NOTE 6 - COMMITMENTS AND CONTINGENCIES
THE COMPANY and/or its subsidiaries are defendants in numerous state
and federal court actions and a Federal class action in the United
States District Court, Northern District of Alabama, Southern Division,
under THE HONORABLE Sam C. Pointer, Jr., CHIEF JUDGE U.S. DISTRICT
COURT, IDENTIFIED AS BREAST IMPLANT PRODUCTS LIABILITY LITIGATION,
MULTIPLE DISTRICT LITIGATION NO. 926, MASTER FILE NO. CV 92-P-10000-S
("MDL 926"). ONE OF THE FEDERAL CASES, LINDSEY, ET AL., V. DOW CORNING
CORP., ET AL., CIVIL ACTION NO. CV 94-11558-S WAS CONDITIONALLY
CERTIFIED AS A CLASS ACTION FOR PURPOSES OF SETTLEMENTS ("MDL
SETTLEMENT") ON BEHALF OF PERSONS HAVING CLAIMS AGAINST CERTAIN
MANUFACTURERS OF BREAST IMPLANTS. THE ALLEGED FACTUAL BASIS FOR TYPICAL
LAWSUITS INCLUDE ALLEGATIONS THAT THE PLAINTIFFS' BREAST IMPLANTS
CAUSED SPECIFIED AILMENTS INCLUDING, AMONG OTHERS, AUTO-IMMUNE DISEASE,
SCLERODERMA, SYSTEMIC DISORDERS, JOINT SWELLING AND CHRONIC FATIGUE.

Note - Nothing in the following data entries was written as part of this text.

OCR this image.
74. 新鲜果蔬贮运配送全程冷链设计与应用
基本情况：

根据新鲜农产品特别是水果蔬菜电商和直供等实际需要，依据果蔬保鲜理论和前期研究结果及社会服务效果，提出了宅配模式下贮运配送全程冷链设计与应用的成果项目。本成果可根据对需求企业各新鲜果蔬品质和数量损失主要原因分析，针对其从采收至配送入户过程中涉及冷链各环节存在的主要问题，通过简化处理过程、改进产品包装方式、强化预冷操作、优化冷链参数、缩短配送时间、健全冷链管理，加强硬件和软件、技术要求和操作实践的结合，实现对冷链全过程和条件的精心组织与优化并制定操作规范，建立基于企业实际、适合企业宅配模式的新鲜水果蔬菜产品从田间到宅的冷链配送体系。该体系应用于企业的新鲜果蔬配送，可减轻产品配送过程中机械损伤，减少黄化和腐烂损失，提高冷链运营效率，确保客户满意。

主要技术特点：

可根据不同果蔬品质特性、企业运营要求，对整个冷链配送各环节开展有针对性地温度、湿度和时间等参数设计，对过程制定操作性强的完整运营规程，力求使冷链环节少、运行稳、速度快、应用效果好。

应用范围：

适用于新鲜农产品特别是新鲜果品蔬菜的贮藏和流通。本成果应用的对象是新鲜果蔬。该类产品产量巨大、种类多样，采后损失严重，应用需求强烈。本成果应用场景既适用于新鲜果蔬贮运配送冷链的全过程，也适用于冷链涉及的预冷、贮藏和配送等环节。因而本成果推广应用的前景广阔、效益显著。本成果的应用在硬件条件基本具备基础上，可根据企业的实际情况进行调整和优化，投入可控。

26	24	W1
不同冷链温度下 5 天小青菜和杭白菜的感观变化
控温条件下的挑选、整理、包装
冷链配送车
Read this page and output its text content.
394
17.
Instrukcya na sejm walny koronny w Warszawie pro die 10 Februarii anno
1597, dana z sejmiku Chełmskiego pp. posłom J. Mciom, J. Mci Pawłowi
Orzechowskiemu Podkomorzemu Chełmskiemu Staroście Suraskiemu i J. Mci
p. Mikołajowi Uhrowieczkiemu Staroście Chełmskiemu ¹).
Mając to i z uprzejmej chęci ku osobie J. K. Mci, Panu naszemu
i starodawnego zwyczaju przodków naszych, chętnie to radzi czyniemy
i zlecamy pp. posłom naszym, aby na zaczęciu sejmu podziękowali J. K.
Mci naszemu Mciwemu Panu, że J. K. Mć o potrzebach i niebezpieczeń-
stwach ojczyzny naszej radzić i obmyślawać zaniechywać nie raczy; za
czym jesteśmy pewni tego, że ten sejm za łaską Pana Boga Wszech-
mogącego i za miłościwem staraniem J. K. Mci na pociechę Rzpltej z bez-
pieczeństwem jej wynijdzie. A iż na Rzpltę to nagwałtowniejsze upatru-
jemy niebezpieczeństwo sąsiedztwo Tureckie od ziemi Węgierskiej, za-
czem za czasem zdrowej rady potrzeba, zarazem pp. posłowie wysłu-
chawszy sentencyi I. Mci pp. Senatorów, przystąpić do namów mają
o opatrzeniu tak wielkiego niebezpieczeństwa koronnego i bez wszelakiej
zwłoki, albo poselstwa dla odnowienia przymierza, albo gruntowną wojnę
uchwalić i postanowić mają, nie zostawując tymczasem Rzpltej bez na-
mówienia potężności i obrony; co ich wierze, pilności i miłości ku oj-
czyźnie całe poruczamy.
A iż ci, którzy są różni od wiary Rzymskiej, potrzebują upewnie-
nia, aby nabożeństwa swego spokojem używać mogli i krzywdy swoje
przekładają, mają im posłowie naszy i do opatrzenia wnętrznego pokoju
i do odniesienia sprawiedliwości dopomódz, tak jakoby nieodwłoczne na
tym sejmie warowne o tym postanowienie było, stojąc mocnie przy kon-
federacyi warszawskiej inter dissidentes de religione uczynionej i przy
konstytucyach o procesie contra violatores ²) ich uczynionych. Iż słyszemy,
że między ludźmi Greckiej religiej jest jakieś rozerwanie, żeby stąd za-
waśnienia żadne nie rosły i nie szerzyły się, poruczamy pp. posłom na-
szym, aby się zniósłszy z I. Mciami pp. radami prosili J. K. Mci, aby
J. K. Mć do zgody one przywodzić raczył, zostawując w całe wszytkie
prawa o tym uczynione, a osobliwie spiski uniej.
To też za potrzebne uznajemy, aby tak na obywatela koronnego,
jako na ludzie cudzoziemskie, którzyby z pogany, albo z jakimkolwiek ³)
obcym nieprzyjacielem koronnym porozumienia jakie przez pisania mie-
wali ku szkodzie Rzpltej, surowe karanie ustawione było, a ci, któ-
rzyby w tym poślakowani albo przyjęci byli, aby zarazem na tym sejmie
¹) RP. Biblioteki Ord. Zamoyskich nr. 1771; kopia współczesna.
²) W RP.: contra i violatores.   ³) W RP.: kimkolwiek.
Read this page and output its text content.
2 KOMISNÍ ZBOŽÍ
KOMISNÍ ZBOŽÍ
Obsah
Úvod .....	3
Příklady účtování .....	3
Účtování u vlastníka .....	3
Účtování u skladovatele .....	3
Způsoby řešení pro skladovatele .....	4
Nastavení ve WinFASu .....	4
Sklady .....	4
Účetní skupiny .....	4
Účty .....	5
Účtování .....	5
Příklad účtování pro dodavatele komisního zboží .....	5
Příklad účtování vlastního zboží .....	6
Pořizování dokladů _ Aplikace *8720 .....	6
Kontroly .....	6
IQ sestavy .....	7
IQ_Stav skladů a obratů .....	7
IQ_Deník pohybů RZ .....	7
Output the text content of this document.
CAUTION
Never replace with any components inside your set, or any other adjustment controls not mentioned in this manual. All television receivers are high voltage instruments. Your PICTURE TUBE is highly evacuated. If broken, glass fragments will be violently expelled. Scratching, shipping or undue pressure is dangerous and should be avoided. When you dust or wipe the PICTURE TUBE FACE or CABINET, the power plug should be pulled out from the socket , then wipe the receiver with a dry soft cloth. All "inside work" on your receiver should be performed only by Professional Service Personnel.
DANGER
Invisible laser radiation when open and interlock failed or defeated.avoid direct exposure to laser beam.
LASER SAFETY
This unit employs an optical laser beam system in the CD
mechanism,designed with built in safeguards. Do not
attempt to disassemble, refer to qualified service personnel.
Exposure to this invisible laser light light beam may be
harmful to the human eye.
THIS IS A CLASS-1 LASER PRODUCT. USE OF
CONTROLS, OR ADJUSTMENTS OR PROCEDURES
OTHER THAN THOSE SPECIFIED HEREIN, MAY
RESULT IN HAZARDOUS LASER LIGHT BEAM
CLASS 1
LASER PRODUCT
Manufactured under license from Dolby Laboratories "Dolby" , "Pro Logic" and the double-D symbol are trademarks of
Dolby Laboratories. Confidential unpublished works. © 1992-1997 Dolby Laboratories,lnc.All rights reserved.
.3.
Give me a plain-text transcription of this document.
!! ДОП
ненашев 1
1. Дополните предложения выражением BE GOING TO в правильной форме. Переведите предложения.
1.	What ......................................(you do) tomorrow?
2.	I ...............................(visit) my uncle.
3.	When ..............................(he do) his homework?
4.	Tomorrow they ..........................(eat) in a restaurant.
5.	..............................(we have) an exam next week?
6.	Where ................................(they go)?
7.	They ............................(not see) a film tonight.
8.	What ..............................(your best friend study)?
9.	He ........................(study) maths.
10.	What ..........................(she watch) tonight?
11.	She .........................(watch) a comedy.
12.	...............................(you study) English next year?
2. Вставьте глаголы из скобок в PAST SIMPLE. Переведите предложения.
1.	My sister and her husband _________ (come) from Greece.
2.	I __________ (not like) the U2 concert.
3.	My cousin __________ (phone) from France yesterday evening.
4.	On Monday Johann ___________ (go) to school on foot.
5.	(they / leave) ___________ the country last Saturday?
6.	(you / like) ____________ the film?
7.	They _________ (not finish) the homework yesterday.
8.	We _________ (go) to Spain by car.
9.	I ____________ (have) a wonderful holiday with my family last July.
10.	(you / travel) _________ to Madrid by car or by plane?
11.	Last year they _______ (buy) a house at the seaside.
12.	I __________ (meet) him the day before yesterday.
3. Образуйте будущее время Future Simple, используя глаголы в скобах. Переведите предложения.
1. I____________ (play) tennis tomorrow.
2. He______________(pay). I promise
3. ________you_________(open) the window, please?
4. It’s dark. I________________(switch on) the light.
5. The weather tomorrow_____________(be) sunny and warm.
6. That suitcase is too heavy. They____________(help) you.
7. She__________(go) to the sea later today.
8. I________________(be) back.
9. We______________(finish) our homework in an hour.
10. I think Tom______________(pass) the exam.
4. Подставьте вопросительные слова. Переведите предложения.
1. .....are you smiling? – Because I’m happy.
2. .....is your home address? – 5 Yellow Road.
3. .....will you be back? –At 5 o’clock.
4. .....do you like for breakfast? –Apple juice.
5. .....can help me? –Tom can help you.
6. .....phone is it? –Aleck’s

A RESULT OF THE MDL SETTLEMENT WAS THE ESTABLISHMENT OF A CLAIMS
ADMINISTRATION OFFICE IN HOUSTON, TEXAS, UNDER THE DIRECTION OF JUDGE
ANN COCHRAN. CLASS MEMBERS WHO HAD BREAST IMPLANTS PRIOR TO JUNE 1993
HAVE REGISTERED WITH THE CLAIMS OFFICE. JUDGE POINTER CERTIFIED THE
"GLOBAL" SETTLEMENT BY FINAL ORDER AND JUDGMENT ON SEPTEMBER 1, 1994.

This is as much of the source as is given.